Présenté comme le deuxième plus grand marché de rap au monde, il est annoncé comme ayant rapidement affiché des caractéristiques différentes du hip-hop « global » de par une spécificité de ses influences, qui empruntent à la fois à la chanson française et aux musiques (Nord) Africaines, quelque chose qui tranche nettement avec les influences afro-américaines ou caribéennes dans lesquelles puise le rap américain. Le rap français est aussi décrit comme présentant dans ses paroles un aspect social et politique plus important que dans d’autres pays. Locomotive du rap Européen (ou non-anglophone), le rap français dispose donc depuis ses débuts d’une place bien particulière à l’échelle du rap mondial.

UN PAYSAGE FRANCOPHONE DE PLUS EN PLUS RÉACTIF

Malgré cette spécificité française, l’idée d’un retard du rap français sur le rap américain a très souvent rassemblé auditeurs comme journalistes. Difficile de ne pas leur donner raison, les exemples fleurissent d’artistes français qui doivent leur inspiration première, parfois leur carrière, à des rappeurs américains. On pense à toute cette vague de la fin des années 90/début 2000 très largement influencé par le rap New-Yorkais ou un groupe comme Mobb Deep a laissé son empreinte sur toute une génération de rappeurs parisiens.

Malgré cette tendance globale à la copie ou à l’adaptation de ce qu’il se passe de l’autre côté de l’Atlantique, il est intéressant de noter qu’au fil du temps l’écart s’est peu à peu réduit, l’échelle de temps pour qu’une tendance passe des États-unis à la France étant de plus en plus courte. En 2007 des artistes comme Rohff ou Booba s’essayent au Dirty South quelques années après que le genre ait commencé à prendre d’assaut le sud des États-Unis. Rebelote en 2012 en pleine effervescence de la scène Trap et Drill à Atlanta et Chicago, c’est Kaaris qui exporte la tendance avec seulement quelques mois de retard. On remarque que comme pour l’autotune il y a ce besoin d’un « briseur de barrière » quelqu’un qui se décide à franchir le pas et emmène avec lui toute une génération qui n’attendait qu’une chose : le changement.
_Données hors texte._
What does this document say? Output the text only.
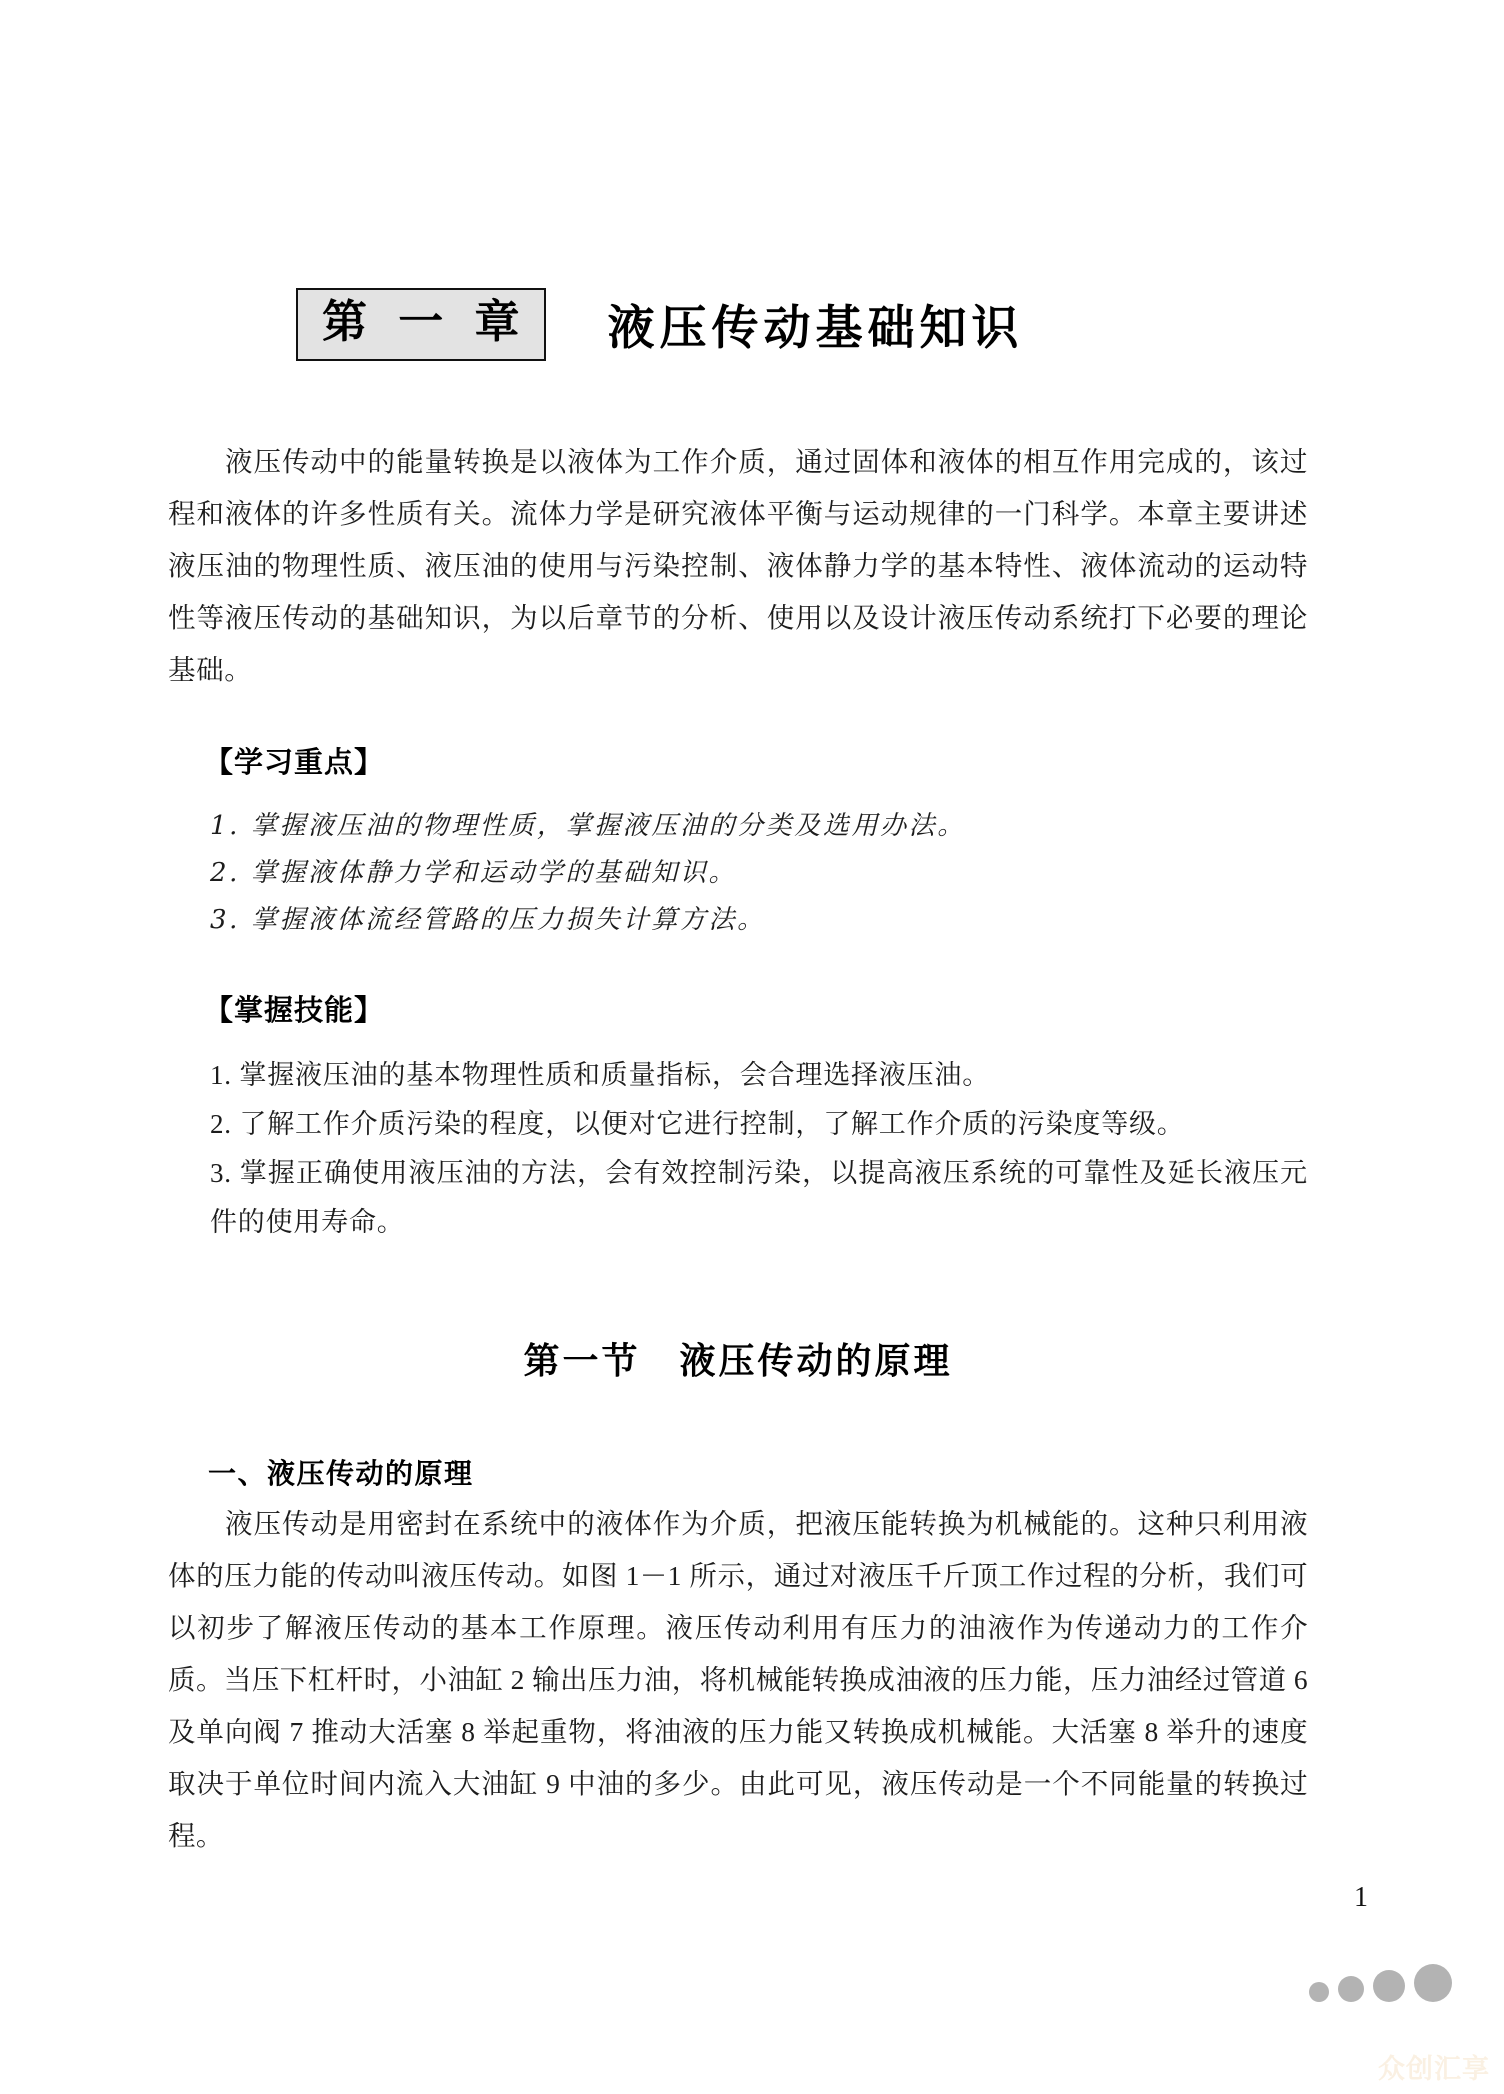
第 一 章	液压传动基础知识

液压传动中的能量转换是以液体为工作介质，通过固体和液体的相互作用完成的，该过程和液体的许多性质有关。流体力学是研究液体平衡与运动规律的一门科学。本章主要讲述液压油的物理性质、液压油的使用与污染控制、液体静力学的基本特性、液体流动的运动特性等液压传动的基础知识，为以后章节的分析、使用以及设计液压传动系统打下必要的理论基础。

【学习重点】
1. 掌握液压油的物理性质，掌握液压油的分类及选用办法。
2. 掌握液体静力学和运动学的基础知识。
3. 掌握液体流经管路的压力损失计算方法。
【掌握技能】
1. 掌握液压油的基本物理性质和质量指标，会合理选择液压油。
2. 了解工作介质污染的程度，以便对它进行控制，了解工作介质的污染度等级。
3. 掌握正确使用液压油的方法，会有效控制污染，以提高液压系统的可靠性及延长液压元件的使用寿命。
第一节　液压传动的原理
一、液压传动的原理

液压传动是用密封在系统中的液体作为介质，把液压能转换为机械能的。这种只利用液体的压力能的传动叫液压传动。如图 1－1 所示，通过对液压千斤顶工作过程的分析，我们可以初步了解液压传动的基本工作原理。液压传动利用有压力的油液作为传递动力的工作介质。当压下杠杆时，小油缸 2 输出压力油，将机械能转换成油液的压力能，压力油经过管道 6 及单向阀 7 推动大活塞 8 举起重物，将油液的压力能又转换成机械能。大活塞 8 举升的速度取决于单位时间内流入大油缸 9 中油的多少。由此可见，液压传动是一个不同能量的转换过程。

1
众创汇享
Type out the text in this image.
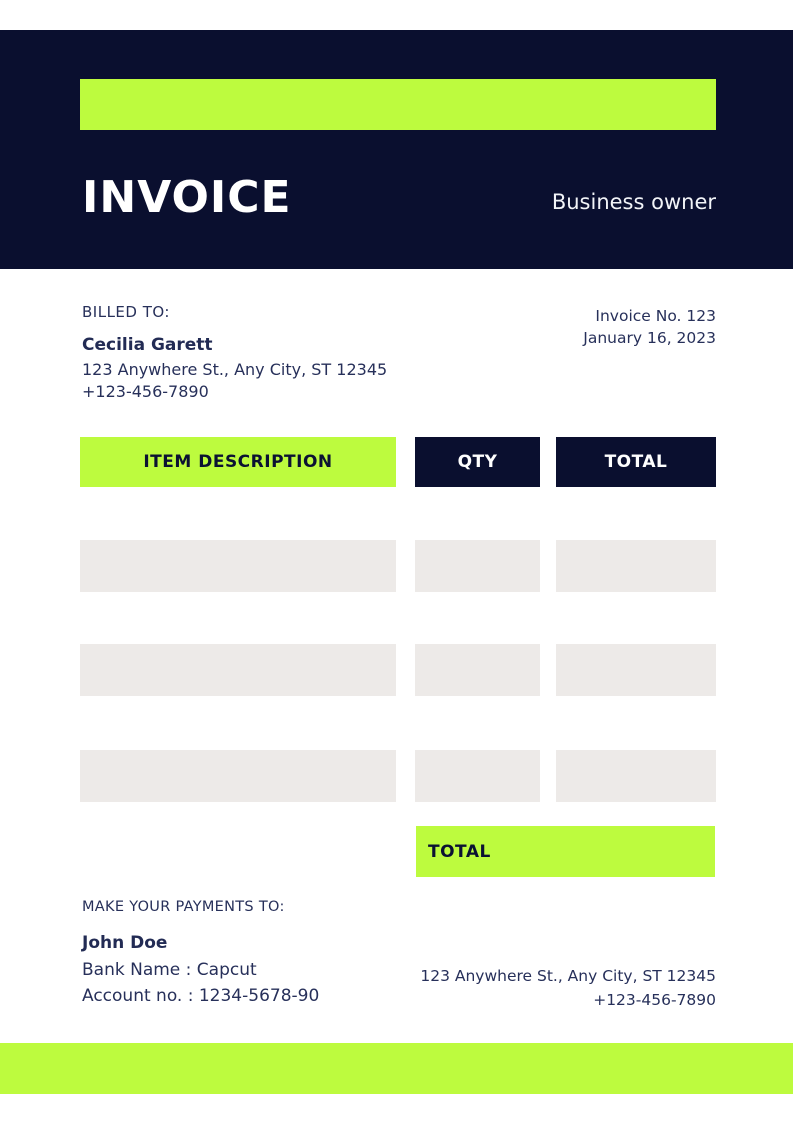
INVOICE	Business owner
BILLED TO:
Cecilia Garett
123 Anywhere St., Any City, ST 12345
+123-456-7890
Invoice No. 123
January 16, 2023
ITEM DESCRIPTION	QTY	TOTAL
TOTAL
MAKE YOUR PAYMENTS TO:
John Doe
Bank Name : Capcut
Account no. : 1234-5678-90
123 Anywhere St., Any City, ST 12345
+123-456-7890
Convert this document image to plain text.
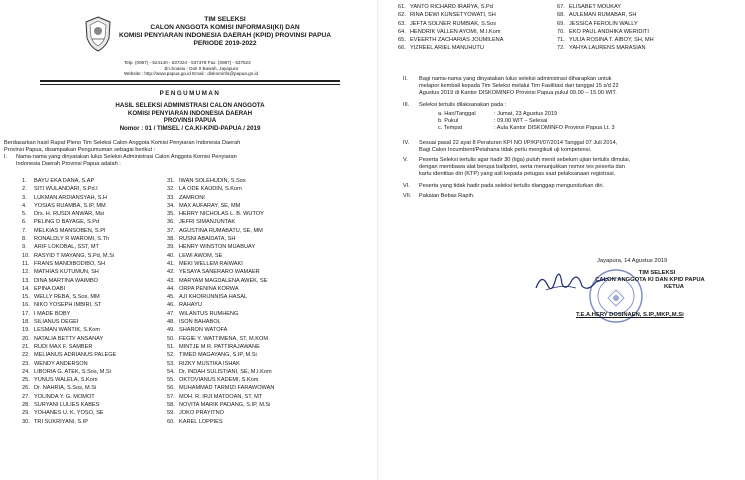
TIM SELEKSI
CALON ANGGOTA KOMISI INFORMASI(KI) DAN
KOMISI PENYIARAN INDONESIA DAERAH (KPID) PROVINSI PAPUA
PERIODE 2019-2022
Telp. (0967) - 524140 - 537324 - 537378 Fax. (0967) - 537523
Jln.Soasiu - Dok II Bawah, Jayapura
Website : http://www.papua.go.id Email : diskominfo@papua.go.id
PENGUMUMAN
HASIL SELEKSI ADMINISTRASI CALON ANGGOTA
KOMISI PENYIARAN INDONESIA DAERAH
PROVINSI PAPUA
Nomor : 01 / TIMSEL / CA.KI-KPID-PAPUA / 2019
Berdasarkan hasil Rapat Pleno Tim Seleksi Calon Anggota Komisi Penyiaran Indonesia Daerah
Provinsi Papua, disampaikan Pengumuman sebagai berikut :
I. Nama-nama yang dinyatakan lulus Seleksi Administrasi Calon Anggota Komisi Penyiaran
Indonesia Daerah Provinsi Papua adalah :
1. BAYU EKA DANA, S.AP
2. SITI WULANDARI, S.Pd.I
3. LUKMAN ARDIANSYAH, S.H
4. YOSIAS RUAMBA, S.IP, MM
5. Drs. H. RUSDI ANWAR, Msi
6. PELING D BAYAGE, S.Pd
7. MELKIAS MANSOBEN, S.PI
8. RONALDLY R WAROMI, S.Th
9. ARIF LOKOBAL, SST, MT
10. RASYID T MAYANG, S.Pd, M.Si
11. FRANS MANDIBODIBO, SH
12. MATHIAS KUTUMUN, SH
13. DINA MARTINA WAIMBO
14. EPINA DABI
15. WELLY REBA, S.Sos, MM
16. NIKO YOSEPH IMBIRI, ST
17. I MADE BOBY
18. SILIANUS DEGEI
19. LESMAN WANTIK, S.Kom
20. NATALIA BETTY ANSANAY
21. RUDI MAX F. SAMBER
22. MELIANUS ADRIANUS PALEGE
23. WENDY ANDERSON
24. LIBORIA G. ATEK, S.Sos, M.Si
25. YUNUS WALELA, S.Kom
26. Dr. NAHRIA, S.Sos, M.Si
27. YOLINDA Y. G. MOMOT
28. SURYANI LULIES KABES
29. YOHANES U. K. YOSO, SE
30. TRI SUKRIYANI, S.IP
31. IWAN SOLEHUDIN, S.Sos
32. LA ODE KAUDIN, S.Kom
33. ZAMRONI
34. MAX AUFARAY, SE, MM
35. HERRY NICHOLAS L. B. WUTOY
36. JEFRI SIMANJUNTAK
37. AGUSTINA RUMABATU, SE, MM
38. RUSNI ABAIDATA, SH
39. HENRY WINSTON MUABUAY
40. LEWI AWOM, SE
41. MEKI WELLEM RAIWAKI
42. YESAYA SANERARO WAMAER
43. MARYAM MAGDALENA AWEK, SE
44. ORPA PENINA KORWA
45. AJI KHOIRUNNISA HASAL
46. RAHAYU
47. WILANTUS RUMHENG
48. ISON BAHABOL
49. SHARON WATOFA
50. FEGIE Y. WATTIMENA, ST, M.KOM
51. MINTJE M R. PATTIRAJAWANE
52. TIMED MAGAYANG, S.IP, M.Si
53. RIZKY MUSTIKA ISHAK
54. Dr. INDAH SULISTIANI, SE, M.I.Kom
55. OKTOVIANUS KADEMI, S.Kom
56. MUHAMMAD TARMIZI FARAWOWAN
57. MOH. R. IRJI MATDOAN, ST, MT
58. NOVITA MARIK PADANG, S.IP, M.Si
59. JOKO PRAYITNO
60. KAREL LOPPIES
61. YANTO RICHARD IRARYA, S.Pd
62. RINA DEWI KUNSETYOWATI, SH
63. JEFTA SOLNER RUMBIAK, S.Sos
64. HENDRIK VALLEN AYOMI, M.I.Kom
65. EVEERTH ZACHARIAS JOUMILENA
66. YIZREEL ARIEL MANUHUTU
67. ELISABET MOUKAY
68. AULEMAN RUMABAR, SH
69. JESSICA FEROLIN WALLY
70. EKO PAUL ANDHIKA WERIDITI
71. YULIA ROSINA T. AIBOY, SH, MH
72. YAHYA LAURENS MARASIAN
II. Bagi nama-nama yang dinyatakan lulus seleksi administrasi diharapkan untuk
melapor kembali kepada Tim Seleksi melalui Tim Fasilitasi dari tanggal 15 s/d 22
Agustus 2019 di Kantor DISKOMINFO Provinsi Papua pukul 09.00 – 15.00 WIT.
III. Seleksi tertulis dilaksanakan pada :
a. Hari/Tanggal	: Jumat, 23 Agustus 2019
b. Pukul	: 09.00 WIT – Selesai
c. Tempat	: Aula Kantor DISKOMINFO Provinsi Papua Lt. 3
IV. Sesuai pasal 22 ayat 8 Peraturan KPI NO I/P/KPI/07/2014 Tanggal 07 Juli 2014,
Bagi Calon Incumbent/Petahana tidak perlu mengikuti uji kompetensi.
V. Peserta Seleksi tertulis agar hadir 30 (tiga) puluh menit sebelum ujian tertulis dimulai,
dengan membawa alat berupa ballpoint, serta menunjukkan nomor tes peserta dan
kartu identitas diri (KTP) yang asli kepada petugas saat pelaksanaan registrasi.
VI. Peserta yang tidak hadir pada seleksi tertulis dianggap mengundurkan diri.
VII. Pakaian Bebas Rapih.
Jayapura, 14 Agustus 2019
TIM SELEKSI
CALON ANGGOTA KI DAN KPID PAPUA
KETUA
T.E.A.HERY DOSINAEN, S.IP.,MKP.,M.Si
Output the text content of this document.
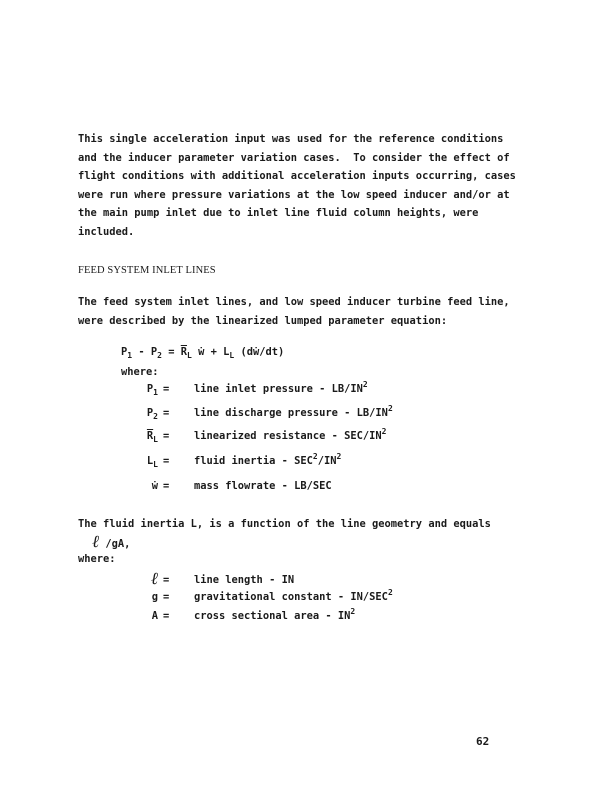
This single acceleration input was used for the reference conditions
and the inducer parameter variation cases.  To consider the effect of
flight conditions with additional acceleration inputs occurring, cases
were run where pressure variations at the low speed inducer and/or at
the main pump inlet due to inlet line fluid column heights, were
included.
FEED SYSTEM INLET LINES
The feed system inlet lines, and low speed inducer turbine feed line,
were described by the linearized lumped parameter equation:
$P_1 - P_2 = \overline{R}_L$ ẇ + $L_L$ (dẇ/dt)
where:
$P_1$ = line inlet pressure - $LB/IN^2$
$P_2$ = line discharge pressure - $LB/IN^2$
$\overline{R}_L$ = linearized resistance - SEC/$IN^2$
$L_L$ = fluid inertia - $SEC^2/IN^2$
ẇ = mass flowrate - LB/SEC
The fluid inertia L, is a function of the line geometry and equals
ℓ /gA,
where:
ℓ = line length - IN
g = gravitational constant - IN/SEC$^2$
A = cross sectional area - $IN^2$
62
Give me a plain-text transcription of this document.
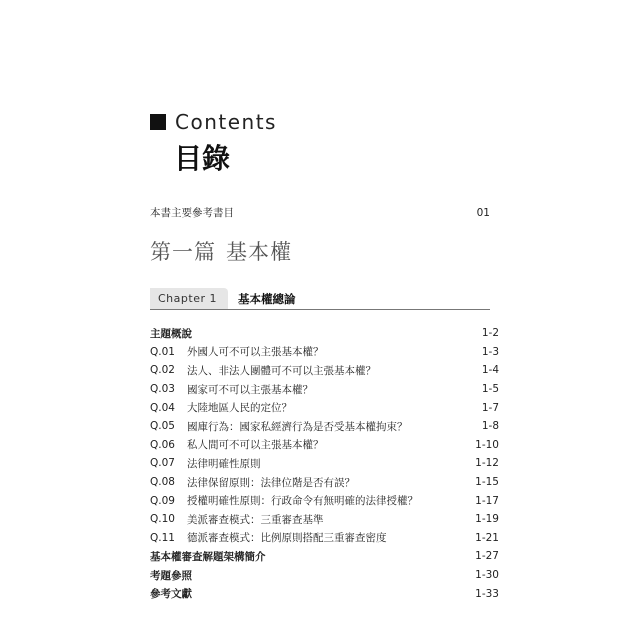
Contents
目錄
本書主要參考書目	01
第一篇 基本權
Chapter 1	基本權總論
主題概說	1-2
Q.01	外國人可不可以主張基本權？	1-3
Q.02	法人、非法人團體可不可以主張基本權？	1-4
Q.03	國家可不可以主張基本權？	1-5
Q.04	大陸地區人民的定位？	1-7
Q.05	國庫行為：國家私經濟行為是否受基本權拘束？	1-8
Q.06	私人間可不可以主張基本權？	1-10
Q.07	法律明確性原則	1-12
Q.08	法律保留原則：法律位階是否有誤？	1-15
Q.09	授權明確性原則：行政命令有無明確的法律授權？	1-17
Q.10	美派審查模式：三重審查基準	1-19
Q.11	德派審查模式：比例原則搭配三重審查密度	1-21
基本權審查解題架構簡介	1-27
考題參照	1-30
參考文獻	1-33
LE RAP FRANÇAIS DANS UNE NOUVELLE DIMENSION ?

Depuis quelques années et parallèlement à l’explosion commerciale du genre en France, le rap français semble avancer à son propre rythme qui n’est plus nécessairement calé sur ce qui fonctionne aux États-Unis. Bien sur la Trap, qui reste le courant dominant actuellement, n’a pas été inventée à Mantes-la-Jolie mais on parle là d’un genre musical massif qui a infiltré toutes les couches de l’industrie musicale, jusque dans la Pop et dans l’EDM, difficile d’en tenir rigueur donc. On pourrait plutôt s’enorgueillir qu’un groupe comme 13 Block soit l’un des seuls en France à être considéré comme faisant de la trap « à l’américaine ».

Plus que de ne plus être à la bourre, les rappeurs français réussissent plus que jamais à se réapproprier des tendances de fond et à les exporter. On pense évidemment à MHD et son afro trap ou à PNL et sa recette qui a séduit le monde entier jusqu’à Drake qui souhaitait remixer l’un de leurs morceaux. Pas anodin que ces artistes soient également les deux derniers rappeurs non anglophone à avoir reçu une invitation pour jouer à Coachella, festival musical le plus populaire au monde. Tout cela contribue à faire du rap français un espace de plus en plus « affranchi » du rap américain, confirmant son autonomie à coup de featuring avec Ninho ou Booba plutôt qu’avec un Future ou un Rick Ross, le public français étant au final beaucoup plus friand de collaborations entre artistes locaux.

Comme l’affirme DJ Weedim et beaucoup d’autres, on peut donc raisonnablement penser qu’aujourd’hui le rap français n’a plus à rougir, à son échelle, face au rap américain. Cela grâce à une réactivité de plus en plus grande sur les tendances musicales et le travail de certains artistes/beatmakers qui se sont efforcés ces dernières années de faire de la musique nouvelle et exportable. L’effervescence créative et commerciale dans laquelle se trouve le rap français depuis la moitié de cette décennie lui permettant désormais d’avancer à son propre rythme.